Parts of the program working in different threads lose performance due to the accumulative effect of memory and resource leaks. Because of this, a drop in performance becomes noticeable after processing about 120K files. When this was discovered, we implemented a fix that makes the program restart the conversion engine when a memory leak issue happens. At the same time, the overall operation of the application doesn't stop. We set a limit of 512Mb and a «silent» restart every 4096 files:

DocuFreezer's settings

The main problem was the cumulative effect of adding a large number of files

Another problem was happening in the very beginning. At the stage of forming the list, the program checked each file for uniqueness. As a result, determining the filename and whether a file is unique or not took resources and much time. We replaced the sequential search of the file path in the list with a hash table search (using the Dictionary class). Thus, checking filenames got much more stable.

As a result, adding 714 thousand files took only 7 min 53 sec instead of about a day (on a mid-range Intel Core i7 PC)

Final tests

After all rounds of tests, David sent us the final results:

Comparison of DocuFreezer and 2PDF

Through the command-line tool, it is possible to process an average of 172 files per minute.
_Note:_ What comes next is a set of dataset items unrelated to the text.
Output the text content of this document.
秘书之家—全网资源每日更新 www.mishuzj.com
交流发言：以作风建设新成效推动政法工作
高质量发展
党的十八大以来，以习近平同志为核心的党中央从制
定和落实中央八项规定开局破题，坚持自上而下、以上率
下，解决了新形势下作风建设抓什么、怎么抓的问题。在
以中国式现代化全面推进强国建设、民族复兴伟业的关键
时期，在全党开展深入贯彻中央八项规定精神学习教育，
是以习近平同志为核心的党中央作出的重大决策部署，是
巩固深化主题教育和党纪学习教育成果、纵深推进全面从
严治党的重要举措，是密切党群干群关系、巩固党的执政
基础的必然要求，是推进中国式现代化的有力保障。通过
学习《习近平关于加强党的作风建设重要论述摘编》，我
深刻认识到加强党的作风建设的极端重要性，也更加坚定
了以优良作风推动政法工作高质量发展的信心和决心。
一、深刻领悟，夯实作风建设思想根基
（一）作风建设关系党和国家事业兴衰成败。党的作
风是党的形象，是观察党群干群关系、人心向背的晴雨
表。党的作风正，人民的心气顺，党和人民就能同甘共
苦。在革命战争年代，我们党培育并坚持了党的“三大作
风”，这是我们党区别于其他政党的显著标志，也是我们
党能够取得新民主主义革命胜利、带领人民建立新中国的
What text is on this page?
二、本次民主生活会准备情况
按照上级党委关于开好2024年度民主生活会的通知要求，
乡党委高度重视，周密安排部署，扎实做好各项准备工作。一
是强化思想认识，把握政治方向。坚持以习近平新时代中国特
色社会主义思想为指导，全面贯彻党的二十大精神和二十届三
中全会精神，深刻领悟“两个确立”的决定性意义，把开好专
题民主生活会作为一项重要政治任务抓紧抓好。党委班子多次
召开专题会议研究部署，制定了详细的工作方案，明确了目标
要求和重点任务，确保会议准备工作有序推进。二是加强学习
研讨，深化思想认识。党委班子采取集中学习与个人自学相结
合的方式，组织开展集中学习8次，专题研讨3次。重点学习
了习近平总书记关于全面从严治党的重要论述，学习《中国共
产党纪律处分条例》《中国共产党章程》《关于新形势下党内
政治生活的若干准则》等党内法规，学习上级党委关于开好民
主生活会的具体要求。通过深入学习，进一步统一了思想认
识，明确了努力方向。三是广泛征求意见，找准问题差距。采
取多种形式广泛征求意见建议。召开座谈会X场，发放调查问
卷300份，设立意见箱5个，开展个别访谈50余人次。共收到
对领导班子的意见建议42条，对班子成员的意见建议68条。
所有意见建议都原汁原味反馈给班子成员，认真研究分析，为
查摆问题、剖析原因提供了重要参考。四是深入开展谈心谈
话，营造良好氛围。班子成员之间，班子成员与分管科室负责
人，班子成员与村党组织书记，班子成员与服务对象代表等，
Not bad.

2PDF log

As a result, the option of using 2PDF was more suitable for our customer, because, thanks to the command-line interface, he would then be able to integrate the 2PDF functionality into his C# program. Besides, 2PDF is better suited for server applications.

Summary

If you have a massive lot of files in the queue, then memory leaks should be expected. This can only be avoided without using other people's components (GDI Plus, NET Framework, etc.). Writing all the code from scratch and debugging it is very long and expensive. It is much more effective if the engine of your program is implemented as a separate EXE, and you restart it, for example, after processing every 4000 files.
Use the Dictionary class to control the uniqueness of the file list. This will avoid time and resource wasting on checking each and every new file.